Columbia Association president Padraic Kennedy calls her "a person who cares an awful lot about the community -- open, responsive, questionning -- a person who does things far in excess of what is called for." As for politics, Kennedy says Wilhide "exudes a kind of bipartisan feeling."
There may be good reason for that. Born into a family of Democrats -- her grandfather represented Baltimore County in the House of Delegates for 16 years -- she and her husband switched without fanfare to the GOP in September 1985.
"Our son spearheaded it," she says. "After he told us he registered as Republican. we searched our own souls. We decided that maybe we think like Republicans, and maybe we should own up to it."
Four years later, Wilhide headed a coalition of business and civic groups called the Economic Forum that challenged the way County Executive M. Elizabeth Bobo was implementing her plans to slow the county's residential development.
Meanwhile, the Republican party began wooing then-Democrat Ecker to run against Bobo. Asked to help investigate his candidacy, Wilhide attended only one meeting; but when Ecker decided to run, he called her. She was among those who met with Ecker informally to "bring him up to date and do all the strategic things that you do."
Although the members of the group changed from week to week, there were two constants throughout -- Wilhide and Davis.
While growing up in Annapolis, about the only thing Davis knew about Columbia was that it was the home of Merriweather Post Pavilion, a place Davis went to hear the rock groups Blood, Sweat and Tears and Iron Butterfly.
After high school, he "took four or five years off," went into the Air Force, where he worked as a communications specialist and entered Penn State on the GI bill, graduating in 1977. From there, he went to law school at George Washington University in Washington.
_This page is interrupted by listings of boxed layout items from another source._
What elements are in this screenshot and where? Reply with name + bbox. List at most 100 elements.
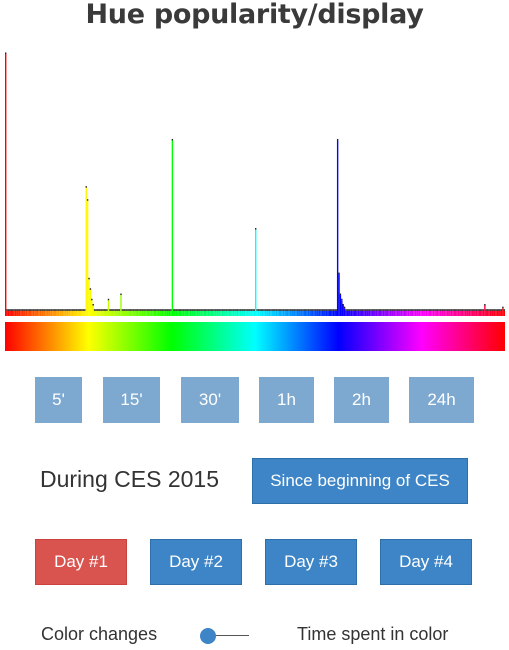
histogram-bar xyxy=(103,310,106,316)
histogram-bar-cap xyxy=(259,309,261,311)
histogram-bar xyxy=(439,310,442,316)
histogram-bar xyxy=(367,310,369,316)
histogram-bar-cap xyxy=(277,309,279,311)
histogram-bar-cap xyxy=(241,309,243,311)
histogram-bar xyxy=(356,310,358,316)
histogram-bar xyxy=(145,310,147,316)
histogram-bar-cap xyxy=(425,309,428,311)
histogram-bar xyxy=(357,310,360,316)
histogram-bar-cap xyxy=(155,309,157,311)
histogram-bar-cap xyxy=(121,309,124,311)
histogram-bar-cap xyxy=(66,309,68,311)
histogram-bar-cap xyxy=(264,309,267,311)
hue-spectrum-bar xyxy=(5,322,505,351)
histogram-bar-cap xyxy=(134,309,136,311)
histogram-bar-cap xyxy=(250,309,253,311)
histogram-bar-cap xyxy=(71,309,74,311)
histogram-bar xyxy=(500,310,503,316)
histogram-bar xyxy=(191,310,193,316)
histogram-bar-cap xyxy=(446,309,449,311)
histogram-bar xyxy=(353,310,356,316)
time-24h-button[interactable]: 24h xyxy=(409,377,474,423)
histogram-bar-cap xyxy=(218,309,221,311)
histogram-bar-cap xyxy=(266,309,268,311)
histogram-bar xyxy=(268,310,271,316)
histogram-bar xyxy=(405,310,407,316)
since-beginning-button[interactable]: Since beginning of CES xyxy=(252,458,468,504)
time-30min-button[interactable]: 30' xyxy=(181,377,239,423)
histogram-bar xyxy=(75,310,78,316)
histogram-bar-cap xyxy=(232,309,235,311)
histogram-bar-cap xyxy=(207,309,210,311)
histogram-bar xyxy=(442,310,444,316)
histogram-bar-cap xyxy=(331,309,333,311)
histogram-bar-cap xyxy=(68,309,71,311)
histogram-bar xyxy=(35,310,37,316)
histogram-bar-cap xyxy=(225,309,228,311)
histogram-bar-cap xyxy=(185,309,187,311)
histogram-bar-cap xyxy=(42,309,44,311)
histogram-bar xyxy=(84,310,86,316)
histogram-bar-cap xyxy=(373,309,375,311)
histogram-bar xyxy=(307,310,310,316)
histogram-bar-cap xyxy=(473,309,475,311)
histogram-bar-cap xyxy=(352,309,354,311)
day-2-button[interactable]: Day #2 xyxy=(150,539,242,585)
toggle-knob[interactable] xyxy=(200,628,216,644)
histogram-bar xyxy=(264,310,267,316)
histogram-bar xyxy=(443,310,446,316)
histogram-bar xyxy=(139,310,142,316)
histogram-bar xyxy=(66,310,68,316)
day-3-button[interactable]: Day #3 xyxy=(265,539,357,585)
histogram-bar-cap xyxy=(370,309,372,311)
histogram-bar-cap xyxy=(167,309,169,311)
day-4-button[interactable]: Day #4 xyxy=(380,539,472,585)
histogram-bar-cap xyxy=(238,309,240,311)
histogram-bar-cap xyxy=(116,309,118,311)
histogram-bar-cap xyxy=(248,309,250,311)
histogram-bar xyxy=(24,310,26,316)
histogram-bar xyxy=(141,310,143,316)
histogram-bar xyxy=(448,310,450,316)
histogram-bar-cap xyxy=(111,309,114,311)
histogram-bar-cap xyxy=(261,309,264,311)
time-1h-button[interactable]: 1h xyxy=(259,377,314,423)
histogram-bar xyxy=(193,310,196,316)
histogram-bar-cap xyxy=(452,309,454,311)
histogram-bar-cap xyxy=(128,309,131,311)
histogram-bar xyxy=(388,310,390,316)
histogram-bar-cap xyxy=(156,309,158,311)
histogram-bar xyxy=(150,310,153,316)
histogram-bar-cap xyxy=(306,309,308,311)
histogram-bar-cap xyxy=(348,309,350,311)
histogram-bar-cap xyxy=(485,309,487,311)
histogram-bar-cap xyxy=(286,309,289,311)
histogram-bar-cap xyxy=(285,309,287,311)
histogram-bar-cap xyxy=(135,309,137,311)
time-2h-button[interactable]: 2h xyxy=(334,377,389,423)
histogram-bar-cap xyxy=(430,309,432,311)
histogram-bar-cap xyxy=(410,309,412,311)
histogram-bar-cap xyxy=(268,309,271,311)
histogram-bar-cap xyxy=(118,309,121,311)
histogram-bar xyxy=(114,310,117,316)
histogram-bar xyxy=(28,310,31,316)
histogram-bar xyxy=(359,310,361,316)
day-1-button[interactable]: Day #1 xyxy=(35,539,127,585)
histogram-bar-cap xyxy=(496,309,499,311)
histogram-bar-cap xyxy=(143,309,146,311)
time-5min-button[interactable]: 5' xyxy=(35,377,82,423)
mode-toggle-switch[interactable] xyxy=(200,627,250,645)
histogram-bar xyxy=(374,310,376,316)
histogram-bar-cap xyxy=(221,309,224,311)
histogram-bar-cap xyxy=(193,309,196,311)
histogram-bar xyxy=(275,310,278,316)
histogram-bar-cap xyxy=(96,309,99,311)
histogram-bar xyxy=(148,310,150,316)
histogram-bar xyxy=(67,310,69,316)
histogram-bar-cap xyxy=(124,309,126,311)
time-15min-button[interactable]: 15' xyxy=(103,377,160,423)
histogram-bar-cap xyxy=(217,309,219,311)
histogram-bar-cap xyxy=(393,309,396,311)
histogram-bar xyxy=(243,310,246,316)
Near graduation time, he saw a Rouse Co. ad for a corporate attorney and applied for the job. "I didn't get it -- but it got me up here," he says.
And once here, he "fell in love" with the place, "so different from the planners' nightmare" where he was then living.
Robert Ahlstrom, with whom he later formed a partnership, "rented me space" initially, and another friend "shoved some work my way." Davis sought a position on the local Republican Central Committee several years ago, but didn't get it, perhaps because his "focus was never along party lines."
He says for example, that when serving on a Chamber of Commerce committee chaired by Republican Joan Athen that was responsible for drafting legislative position papers, "I was more of a thorn to Joan than any Democrat."
He served on the board of the Columbia Business Exchange -- he's now its counsel -- and on the board of the Housing Alliance. He continues as an active member of the board of directors of Columbia birthday celebration, having served last year as chairman of the dance committee.
The Ecker connection began indirectly about two years ago when developer Michael Riemer invited Davis to a meeting of the Columbia Forum. The forum had named Annapolis lobbyist Alan M. Rifkin as counsel the month before, but when Davis arrived, he was immediately made deputy counsel. Last year, the forum elected him vice president.
It was in his forum role that Ecker asked Davis to talk about growth management. "We sat down for about two or three hours on a Saturday morning in January or February, and a month or two later I started attending campaign committee meetings."
In those meetings, he voiced his opinions, Davis says, but in public he eschewed the limelight. "I learn a lot by observation. I would rather listen" than talk, he says.
Columbia activist May Ruth Seidel, who worked with Davis on the Housing Alliance, says Davis is a man who "prefers to work behind the scene." He is a "pleasure to work with," Seidel says, "an effective, hard working, reliable, competent guy who is very committed to this county -- a real asset."
Davis and Wilhide say that while they have not talked with Ecker about serving in his administration, they would do so if asked.